Ramesh: Yes, we are taking a number of steps. For the first time forestry in India will get such a huge outlay. To start with, we got an outlay of Rs.8200 crore for the entire Tenth Five Year Plan. This is the highest ever such high allocation. Unlike the past, no longer are the Ministries of Environment and Forests and Judiciary are working at cross purposes. This ministry considers the Judiciary partners in forestry and environmental management. I welcome judicial activism.
IE: Are you referring to Compensatory Afforestation Management and Planning Authority (CAMPA)?
Ramesh: Yes. Court and ministry officials have now worked out a set of guidelines to use the CAMPA funds, as it is called. Rs.11,200 crore was released by the Supreme Court in July for compensatory afforestation. These are to be used to improve the tree cover in six million hectares of degraded forest land all over India. The money is for the state governments. This huge sum has accumulated from the compensation that firms have to pay when the government agrees to divert forest land for some other purpose. It has been lying around in banks because there was no scheme to use this money.
Five states – Orissa, Chhattisgarh, Jharkhand, Andhra Pradesh and Maharashtra – that have had the maximum amount of forest land diverted, will get 55 per cent of the CAMPA funds. And I am happy about that.

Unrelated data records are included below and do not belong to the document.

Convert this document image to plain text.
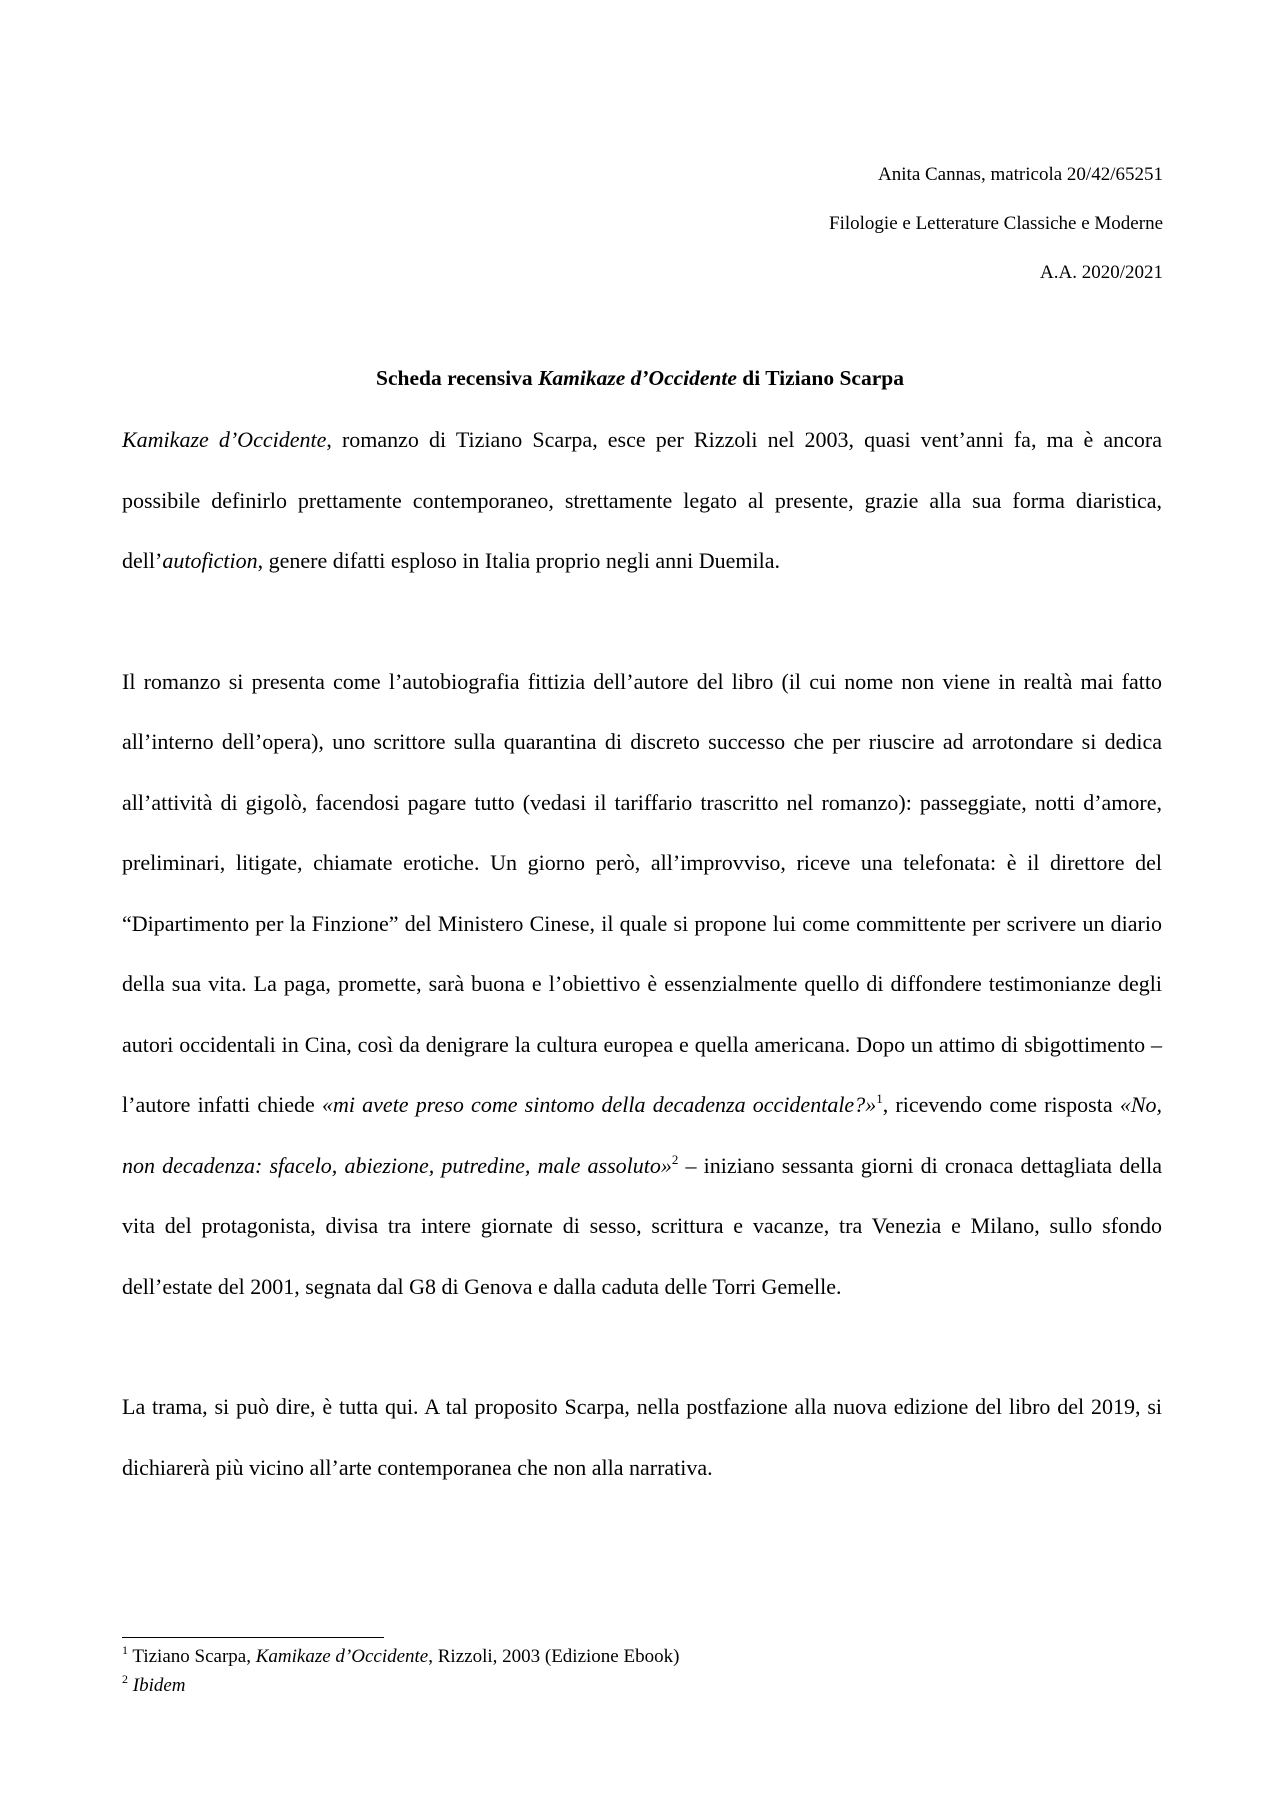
Anita Cannas, matricola 20/42/65251
Filologie e Letterature Classiche e Moderne
A.A. 2020/2021
Scheda recensiva Kamikaze d’Occidente di Tiziano Scarpa

Kamikaze d’Occidente, romanzo di Tiziano Scarpa, esce per Rizzoli nel 2003, quasi vent’anni fa, ma è ancora possibile definirlo prettamente contemporaneo, strettamente legato al presente, grazie alla sua forma diaristica, dell’autofiction, genere difatti esploso in Italia proprio negli anni Duemila.

Il romanzo si presenta come l’autobiografia fittizia dell’autore del libro (il cui nome non viene in realtà mai fatto all’interno dell’opera), uno scrittore sulla quarantina di discreto successo che per riuscire ad arrotondare si dedica all’attività di gigolò, facendosi pagare tutto (vedasi il tariffario trascritto nel romanzo): passeggiate, notti d’amore, preliminari, litigate, chiamate erotiche. Un giorno però, all’improvviso, riceve una telefonata: è il direttore del “Dipartimento per la Finzione” del Ministero Cinese, il quale si propone lui come committente per scrivere un diario della sua vita. La paga, promette, sarà buona e l’obiettivo è essenzialmente quello di diffondere testimonianze degli autori occidentali in Cina, così da denigrare la cultura europea e quella americana. Dopo un attimo di sbigottimento – l’autore infatti chiede «mi avete preso come sintomo della decadenza occidentale?»$^1$, ricevendo come risposta «No, non decadenza: sfacelo, abiezione, putredine, male assoluto»$^2$ – iniziano sessanta giorni di cronaca dettagliata della vita del protagonista, divisa tra intere giornate di sesso, scrittura e vacanze, tra Venezia e Milano, sullo sfondo dell’estate del 2001, segnata dal G8 di Genova e dalla caduta delle Torri Gemelle.

La trama, si può dire, è tutta qui. A tal proposito Scarpa, nella postfazione alla nuova edizione del libro del 2019, si dichiarerà più vicino all’arte contemporanea che non alla narrativa.

$^1$ Tiziano Scarpa, Kamikaze d’Occidente, Rizzoli, 2003 (Edizione Ebook)
$^2$ Ibidem
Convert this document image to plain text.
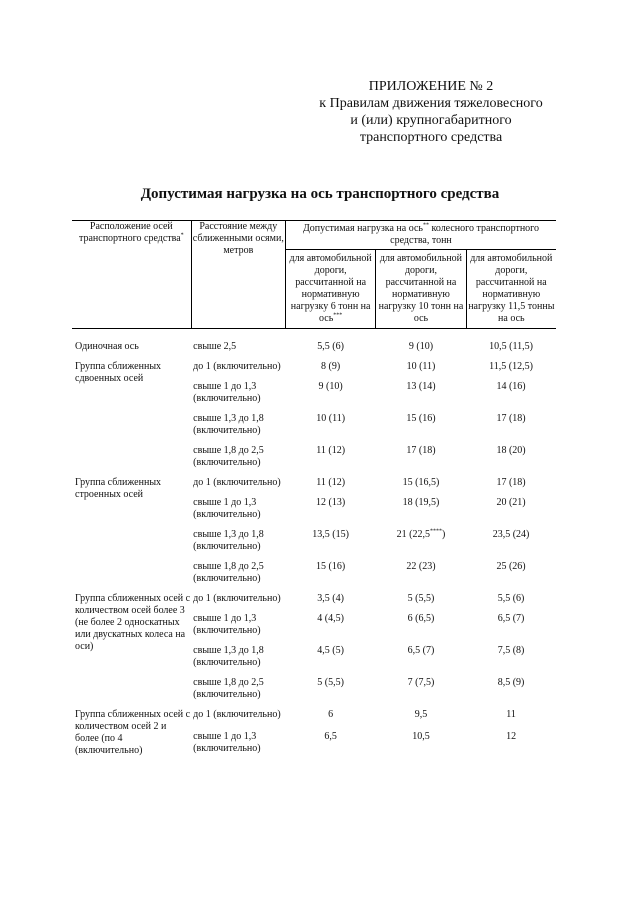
ПРИЛОЖЕНИЕ № 2
к Правилам движения тяжеловесного
и (или) крупногабаритного
транспортного средства
Допустимая нагрузка на ось транспортного средства
Расположение осей транспортного средства*	Расстояние между сближенными осями, метров	Допустимая нагрузка на ось** колесного транспортного средства, тонн		
		для автомобильной дороги, рассчитанной на нормативную нагрузку 6 тонн на ось***	для автомобильной дороги, рассчитанной на нормативную нагрузку 10 тонн на ось	для автомобильной дороги, рассчитанной на нормативную нагрузку 11,5 тонны на ось

Одиночная ось	свыше 2,5	5,5 (6)	9 (10)	10,5 (11,5)
Группа сближенных сдвоенных осей	до 1 (включительно)	8 (9)	10 (11)	11,5 (12,5)
	свыше 1 до 1,3 (включительно)	9 (10)	13 (14)	14 (16)
	свыше 1,3 до 1,8 (включительно)	10 (11)	15 (16)	17 (18)
	свыше 1,8 до 2,5 (включительно)	11 (12)	17 (18)	18 (20)
Группа сближенных строенных осей	до 1 (включительно)	11 (12)	15 (16,5)	17 (18)
	свыше 1 до 1,3 (включительно)	12 (13)	18 (19,5)	20 (21)
	свыше 1,3 до 1,8 (включительно)	13,5 (15)	21 (22,5****)	23,5 (24)
	свыше 1,8 до 2,5 (включительно)	15 (16)	22 (23)	25 (26)
Группа сближенных осей с количеством осей более 3 (не более 2 односкатных или двускатных колеса на оси)	до 1 (включительно)	3,5 (4)	5 (5,5)	5,5 (6)
	свыше 1 до 1,3 (включительно)	4 (4,5)	6 (6,5)	6,5 (7)
	свыше 1,3 до 1,8 (включительно)	4,5 (5)	6,5 (7)	7,5 (8)
	свыше 1,8 до 2,5 (включительно)	5 (5,5)	7 (7,5)	8,5 (9)
Группа сближенных осей с количеством осей 2 и более (по 4 (включительно)	до 1 (включительно)	6	9,5	11
	свыше 1 до 1,3 (включительно)	6,5	10,5	12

IE: You have also taken up river cleaning programme especially with regard to River Ganga?
Ramesh: My Ministry has adopted a more business-like and time-bound regulatory system to make economic progress possible without harming the nature and natural resources . The Ministry's broad objectives are conservation and survey of flora, fauna, forests and wildlife, prevention and control of pollution, afforestation and regeneration of degraded areas, protection of environment and ensuring the welfare of animals. The National Ganga River Basin Authority (NGRBA), under the chairmanship of the Prime Minister is in action. Mission Clean Ganga will ensure that by 2020 no untreated municipal sewage and industrial effluents flow into the river. An estimated investment of Rs 15,000 crore over the next 10 years will be required to create the necessary treatment and sewerage infrastructure.